The contention of the learned counsel cannot be accepted. He was unable to cite any other case in India or in England, where Jay’s case (supra) was followed or approved. The decision in Jay’s case (supra) was based principally on the special wording of s. 17 of the Pawn Brokers Act, 1872, which provided that a pledge pawned for 10 shillings or under, if not redeemed within the year of redemption and days of grace, was at the end of the days of grace to become the pawn broker’s absolute property. It was mainly for this reason that it was held in that case that a change in the nature of the money lying with the assessee took place by operation of law. No such thing has happened in our case. Jay’s case (supra), therefore, has no relevance for our present purposes.
- It is not clear in the instant case as to when the limitation started running. But it is not necessary to determine that, as we are of the considered opinion that the statute of limitation can make no difference. The present case clearly falls within the ratio decidendi of Tattersall’s case (supra). The amount that stood as a liability due to the sub-distributor did not at any time cease to be a liability. Statute of limitation, as is wellsettled, runs against the remedy and does not discharge the debt or extinguish or impair the right, obligation or the cause of action. The debt subsists notwithstanding that its recovery is barred by limitation [see Bombay Dyeing & Manufacturing Co. Ltd. vs. State of Bombay (1958) SCR 1122 (SC) and Kohinoor Mills Co. Ltd. vs.
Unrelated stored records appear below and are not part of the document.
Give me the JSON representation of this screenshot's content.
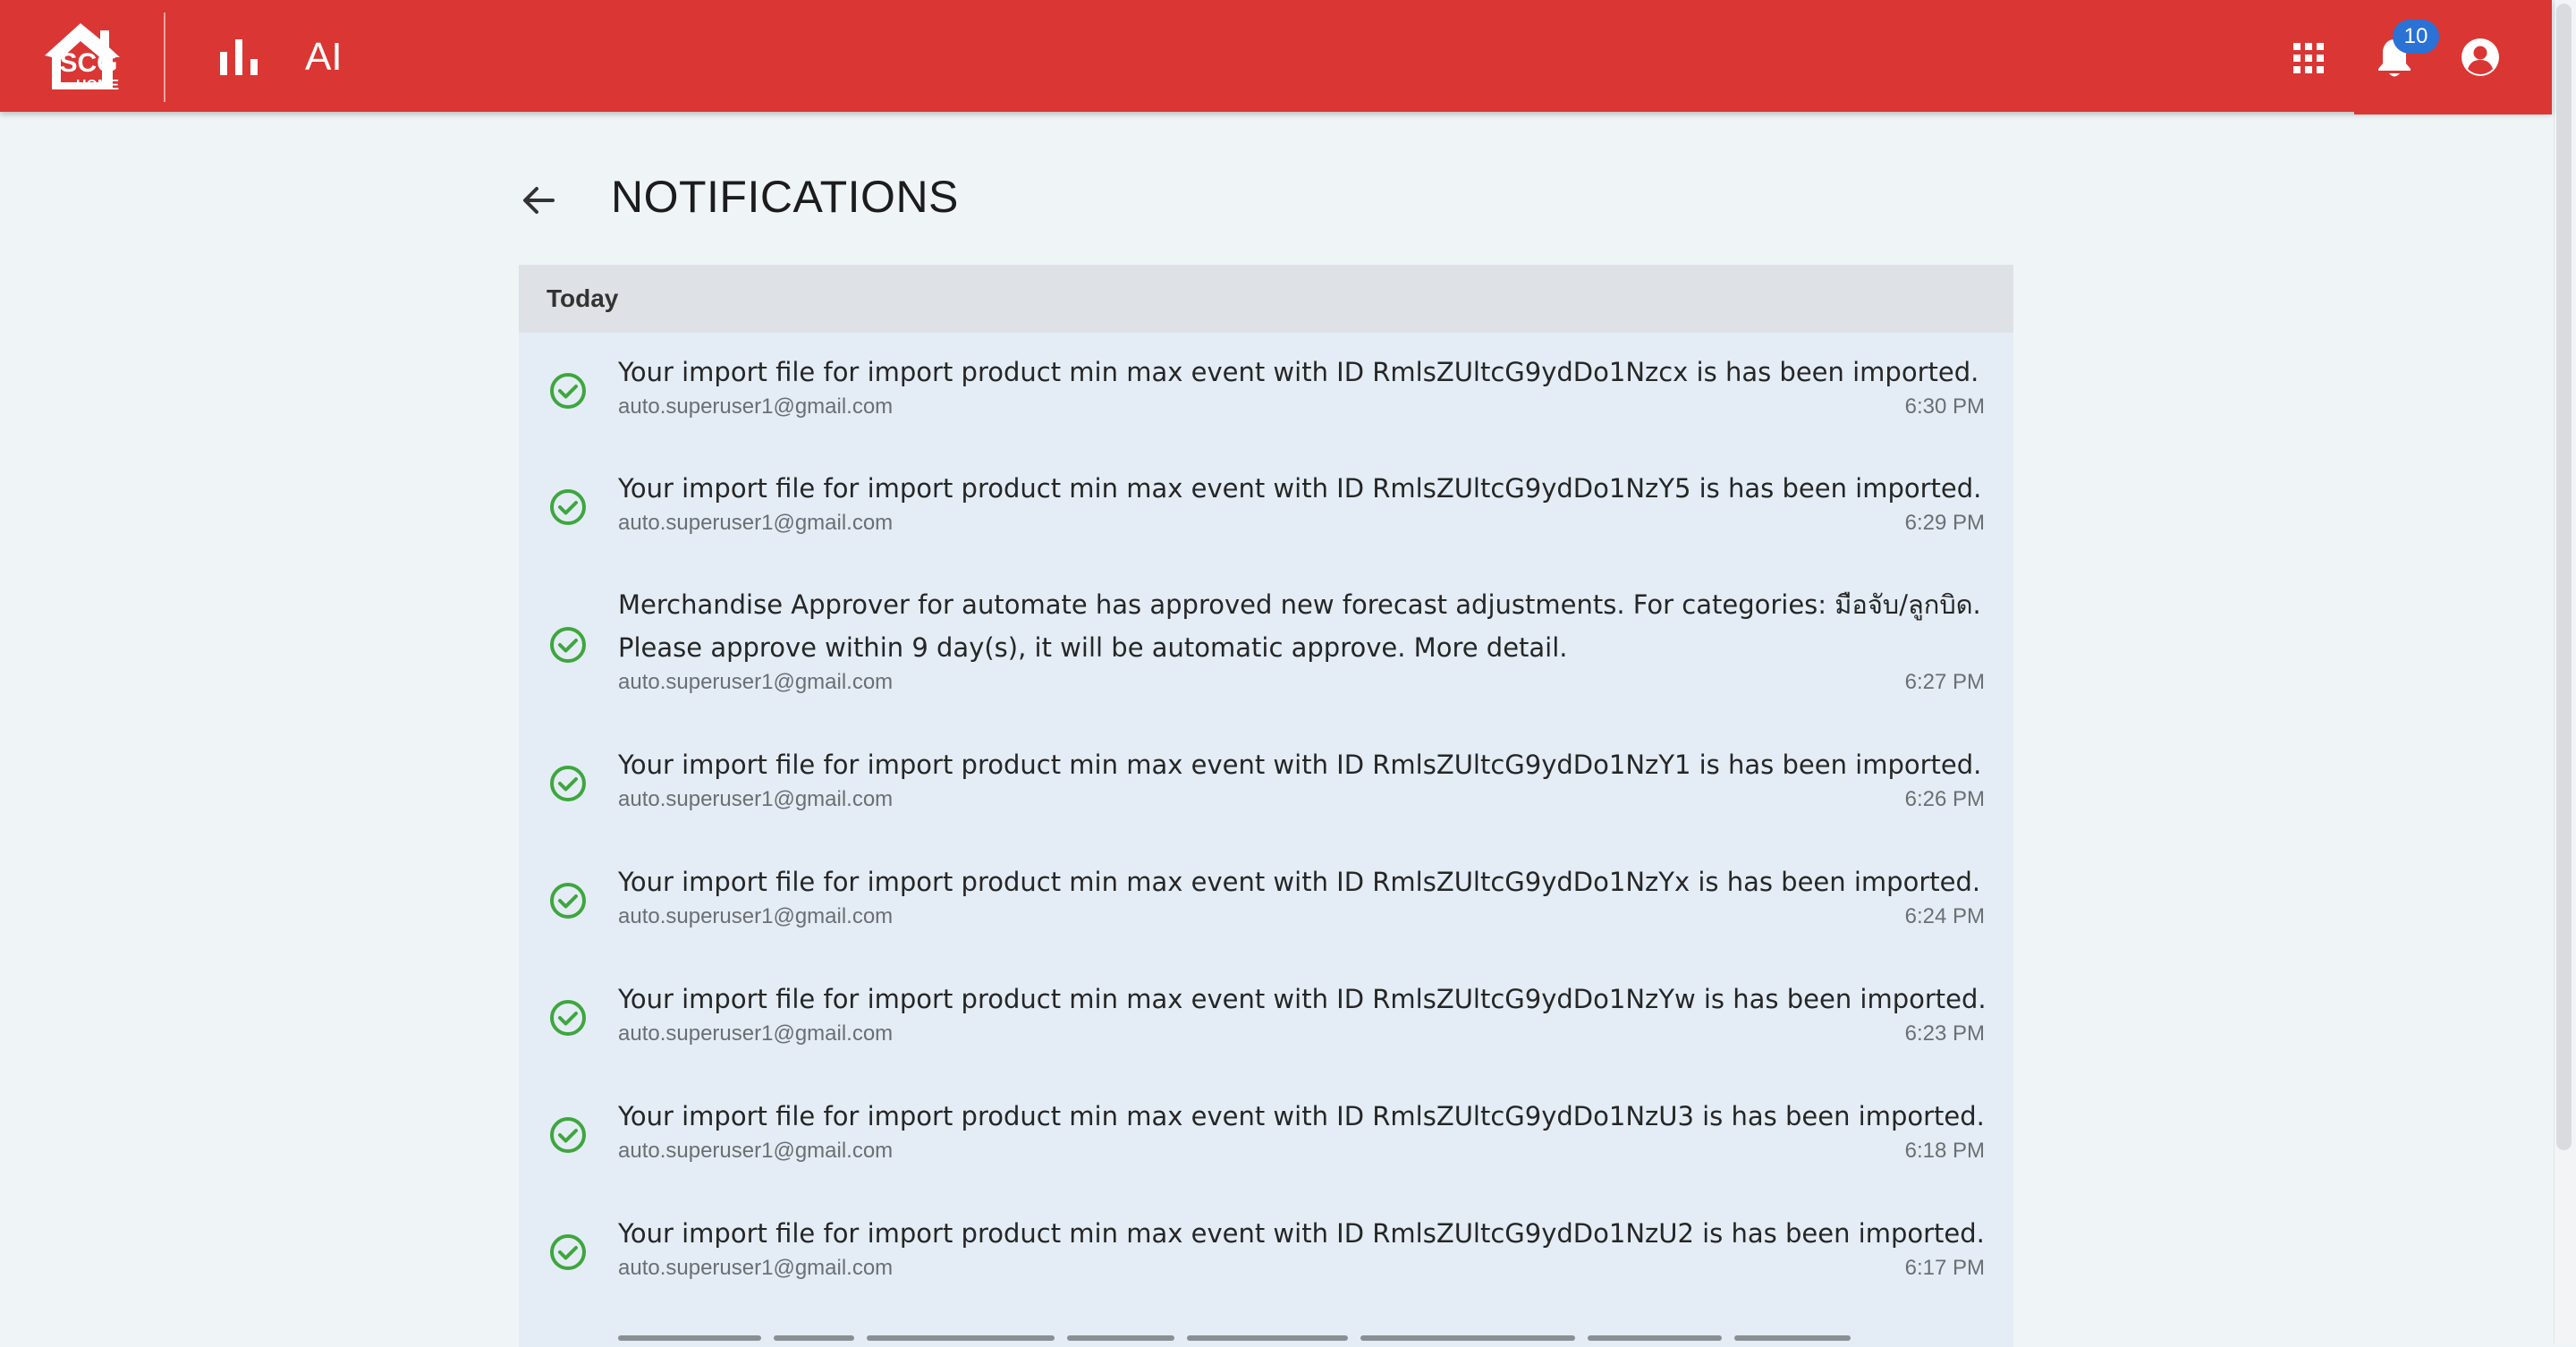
{
  "header": {
    "brand": "SCG",
    "brand_sub": "HOME",
    "app_title": "AI",
    "notification_count": "10",
    "accent_color": "#da3633",
    "badge_color": "#2a72d6"
  },
  "page": {
    "title": "NOTIFICATIONS"
  },
  "notifications": {
    "section_label": "Today",
    "status_icon": "check-circle-icon",
    "status_color": "#3ea63e",
    "items": [
      {
        "message": "Your import file for import product min max event with ID RmlsZUltcG9ydDo1Nzcx is has been imported.",
        "user": "auto.superuser1@gmail.com",
        "time": "6:30 PM"
      },
      {
        "message": "Your import file for import product min max event with ID RmlsZUltcG9ydDo1NzY5 is has been imported.",
        "user": "auto.superuser1@gmail.com",
        "time": "6:29 PM"
      },
      {
        "message": "Merchandise Approver for automate has approved new forecast adjustments. For categories: มือจับ/ลูกบิด.",
        "message_line2": "Please approve within 9 day(s), it will be automatic approve. More detail.",
        "user": "auto.superuser1@gmail.com",
        "time": "6:27 PM"
      },
      {
        "message": "Your import file for import product min max event with ID RmlsZUltcG9ydDo1NzY1 is has been imported.",
        "user": "auto.superuser1@gmail.com",
        "time": "6:26 PM"
      },
      {
        "message": "Your import file for import product min max event with ID RmlsZUltcG9ydDo1NzYx is has been imported.",
        "user": "auto.superuser1@gmail.com",
        "time": "6:24 PM"
      },
      {
        "message": "Your import file for import product min max event with ID RmlsZUltcG9ydDo1NzYw is has been imported.",
        "user": "auto.superuser1@gmail.com",
        "time": "6:23 PM"
      },
      {
        "message": "Your import file for import product min max event with ID RmlsZUltcG9ydDo1NzU3 is has been imported.",
        "user": "auto.superuser1@gmail.com",
        "time": "6:18 PM"
      },
      {
        "message": "Your import file for import product min max event with ID RmlsZUltcG9ydDo1NzU2 is has been imported.",
        "user": "auto.superuser1@gmail.com",
        "time": "6:17 PM"
      }
    ]
  }
}
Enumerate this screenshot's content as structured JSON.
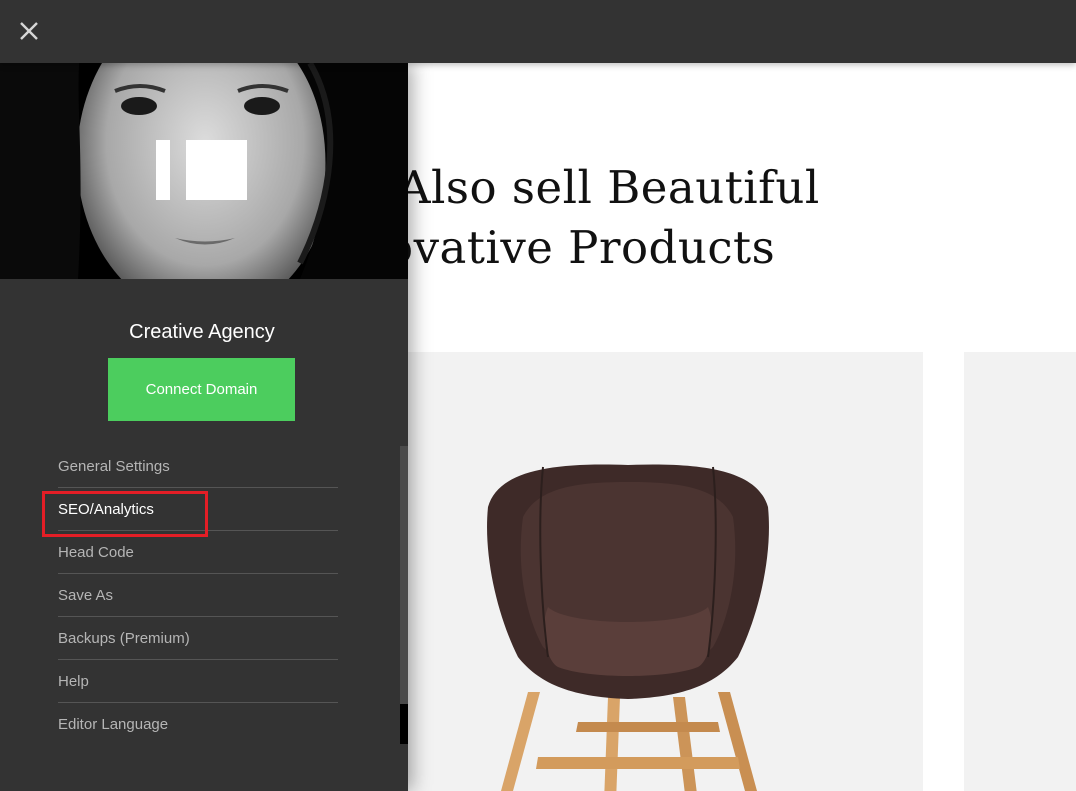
{
  "close": {
    "icon": "close-icon"
  },
  "page": {
    "headline_line1": "Also sell Beautiful",
    "headline_line2": "ovative Products"
  },
  "sidebar": {
    "site_title": "Creative Agency",
    "connect_label": "Connect Domain",
    "menu": [
      {
        "label": "General Settings"
      },
      {
        "label": "SEO/Analytics"
      },
      {
        "label": "Head Code"
      },
      {
        "label": "Save As"
      },
      {
        "label": "Backups (Premium)"
      },
      {
        "label": "Help"
      },
      {
        "label": "Editor Language"
      }
    ]
  },
  "colors": {
    "bar": "#333333",
    "accent": "#4ccd5e",
    "highlight": "#e41e26"
  }
}
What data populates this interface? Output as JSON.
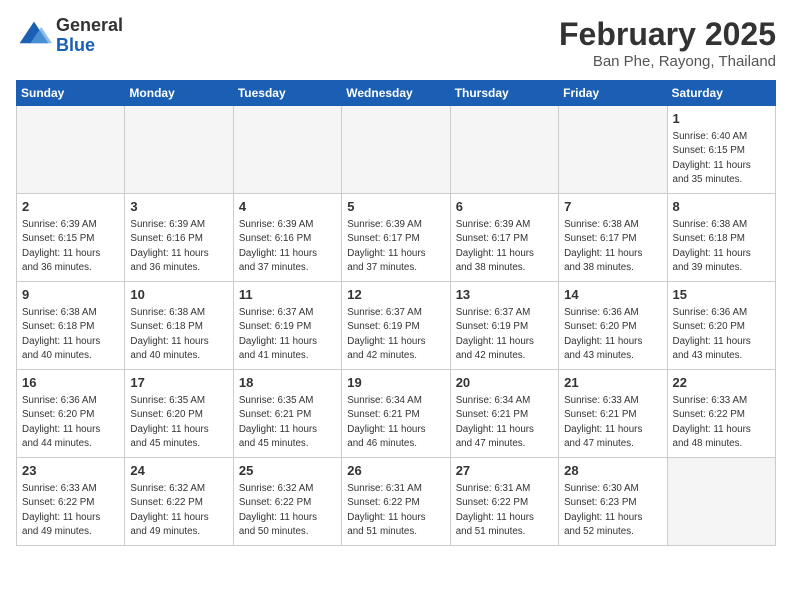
{
  "header": {
    "logo_general": "General",
    "logo_blue": "Blue",
    "month_title": "February 2025",
    "location": "Ban Phe, Rayong, Thailand"
  },
  "weekdays": [
    "Sunday",
    "Monday",
    "Tuesday",
    "Wednesday",
    "Thursday",
    "Friday",
    "Saturday"
  ],
  "weeks": [
    [
      {
        "day": "",
        "info": ""
      },
      {
        "day": "",
        "info": ""
      },
      {
        "day": "",
        "info": ""
      },
      {
        "day": "",
        "info": ""
      },
      {
        "day": "",
        "info": ""
      },
      {
        "day": "",
        "info": ""
      },
      {
        "day": "1",
        "info": "Sunrise: 6:40 AM\nSunset: 6:15 PM\nDaylight: 11 hours\nand 35 minutes."
      }
    ],
    [
      {
        "day": "2",
        "info": "Sunrise: 6:39 AM\nSunset: 6:15 PM\nDaylight: 11 hours\nand 36 minutes."
      },
      {
        "day": "3",
        "info": "Sunrise: 6:39 AM\nSunset: 6:16 PM\nDaylight: 11 hours\nand 36 minutes."
      },
      {
        "day": "4",
        "info": "Sunrise: 6:39 AM\nSunset: 6:16 PM\nDaylight: 11 hours\nand 37 minutes."
      },
      {
        "day": "5",
        "info": "Sunrise: 6:39 AM\nSunset: 6:17 PM\nDaylight: 11 hours\nand 37 minutes."
      },
      {
        "day": "6",
        "info": "Sunrise: 6:39 AM\nSunset: 6:17 PM\nDaylight: 11 hours\nand 38 minutes."
      },
      {
        "day": "7",
        "info": "Sunrise: 6:38 AM\nSunset: 6:17 PM\nDaylight: 11 hours\nand 38 minutes."
      },
      {
        "day": "8",
        "info": "Sunrise: 6:38 AM\nSunset: 6:18 PM\nDaylight: 11 hours\nand 39 minutes."
      }
    ],
    [
      {
        "day": "9",
        "info": "Sunrise: 6:38 AM\nSunset: 6:18 PM\nDaylight: 11 hours\nand 40 minutes."
      },
      {
        "day": "10",
        "info": "Sunrise: 6:38 AM\nSunset: 6:18 PM\nDaylight: 11 hours\nand 40 minutes."
      },
      {
        "day": "11",
        "info": "Sunrise: 6:37 AM\nSunset: 6:19 PM\nDaylight: 11 hours\nand 41 minutes."
      },
      {
        "day": "12",
        "info": "Sunrise: 6:37 AM\nSunset: 6:19 PM\nDaylight: 11 hours\nand 42 minutes."
      },
      {
        "day": "13",
        "info": "Sunrise: 6:37 AM\nSunset: 6:19 PM\nDaylight: 11 hours\nand 42 minutes."
      },
      {
        "day": "14",
        "info": "Sunrise: 6:36 AM\nSunset: 6:20 PM\nDaylight: 11 hours\nand 43 minutes."
      },
      {
        "day": "15",
        "info": "Sunrise: 6:36 AM\nSunset: 6:20 PM\nDaylight: 11 hours\nand 43 minutes."
      }
    ],
    [
      {
        "day": "16",
        "info": "Sunrise: 6:36 AM\nSunset: 6:20 PM\nDaylight: 11 hours\nand 44 minutes."
      },
      {
        "day": "17",
        "info": "Sunrise: 6:35 AM\nSunset: 6:20 PM\nDaylight: 11 hours\nand 45 minutes."
      },
      {
        "day": "18",
        "info": "Sunrise: 6:35 AM\nSunset: 6:21 PM\nDaylight: 11 hours\nand 45 minutes."
      },
      {
        "day": "19",
        "info": "Sunrise: 6:34 AM\nSunset: 6:21 PM\nDaylight: 11 hours\nand 46 minutes."
      },
      {
        "day": "20",
        "info": "Sunrise: 6:34 AM\nSunset: 6:21 PM\nDaylight: 11 hours\nand 47 minutes."
      },
      {
        "day": "21",
        "info": "Sunrise: 6:33 AM\nSunset: 6:21 PM\nDaylight: 11 hours\nand 47 minutes."
      },
      {
        "day": "22",
        "info": "Sunrise: 6:33 AM\nSunset: 6:22 PM\nDaylight: 11 hours\nand 48 minutes."
      }
    ],
    [
      {
        "day": "23",
        "info": "Sunrise: 6:33 AM\nSunset: 6:22 PM\nDaylight: 11 hours\nand 49 minutes."
      },
      {
        "day": "24",
        "info": "Sunrise: 6:32 AM\nSunset: 6:22 PM\nDaylight: 11 hours\nand 49 minutes."
      },
      {
        "day": "25",
        "info": "Sunrise: 6:32 AM\nSunset: 6:22 PM\nDaylight: 11 hours\nand 50 minutes."
      },
      {
        "day": "26",
        "info": "Sunrise: 6:31 AM\nSunset: 6:22 PM\nDaylight: 11 hours\nand 51 minutes."
      },
      {
        "day": "27",
        "info": "Sunrise: 6:31 AM\nSunset: 6:22 PM\nDaylight: 11 hours\nand 51 minutes."
      },
      {
        "day": "28",
        "info": "Sunrise: 6:30 AM\nSunset: 6:23 PM\nDaylight: 11 hours\nand 52 minutes."
      },
      {
        "day": "",
        "info": ""
      }
    ]
  ]
}
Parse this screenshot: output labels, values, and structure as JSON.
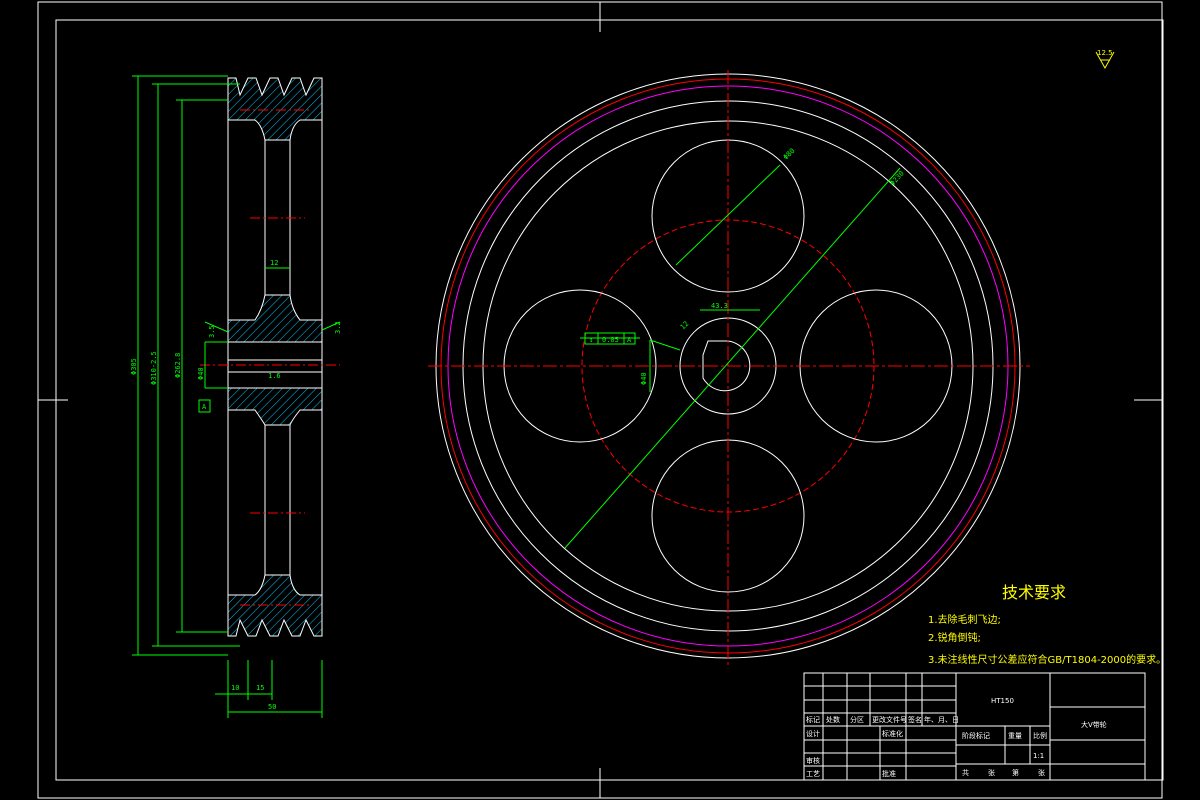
{
  "drawing": {
    "roughness": "12.5",
    "tech_requirements": {
      "title": "技术要求",
      "items": [
        "1.去除毛刺飞边;",
        "2.锐角倒钝;",
        "3.未注线性尺寸公差应符合GB/T1804-2000的要求。"
      ]
    },
    "side_view_dims": {
      "d_outer": "Φ305",
      "d_pitch": "Φ310-2.5",
      "d_hub": "Φ262.8",
      "d_bore": "Φ40",
      "web_thickness": "12",
      "groove_w1": "10",
      "groove_w2": "15",
      "total_width": "50",
      "datum": "A",
      "r1": "3.5",
      "r2": "3.2",
      "keyway": "1.6"
    },
    "front_view_dims": {
      "hole_dia": "Φ80",
      "bolt_circle": "Φ230",
      "key_width": "12",
      "hub_dia": "Φ40",
      "depth": "43.3",
      "tolerance_frame": [
        "↕",
        "0.05",
        "A"
      ]
    },
    "title_block": {
      "material": "HT150",
      "part_name": "大V带轮",
      "scale_label": "比例",
      "scale": "1:1",
      "headers": [
        "标记",
        "处数",
        "分区",
        "更改文件号",
        "签名",
        "年、月、日"
      ],
      "rows_left": [
        "设计",
        "",
        "审核",
        "工艺"
      ],
      "std_label": "标准化",
      "approve_label": "批准",
      "stage_label": "阶段标记",
      "weight_label": "重量",
      "sheet_labels": [
        "共",
        "张",
        "第",
        "张"
      ]
    }
  }
}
CIT (1963) 49 ITR 578 (Bom)]. The same view was expressed by the Calcutta High Court in the case of Sandersons & Morgans (supra) and by the Allahabad High Court in the case of Bijli Cotton Mills (supra), with which we are in respectful agreement. The contention of Mr. Kirpal, therefore, is untenable.
- The sum of Rs. 11,656 which remained outstanding out of the money received by the assessee under cl. 3 of the agreement like Rs. 2,400 outstanding out of the deposit received under cl. 2 was not a trade receipt, but was borrowed money in the nature of a capital receipt. The Tribunal was, therefore, justified in holding the amounts in question as capital receipts of the assessee. The question referred to us in accordingly answered in the affirmative, i.e., in favour of the assessee and against the revenue. In the peculiar circumstances of the case, however, there shall be no order as to costs.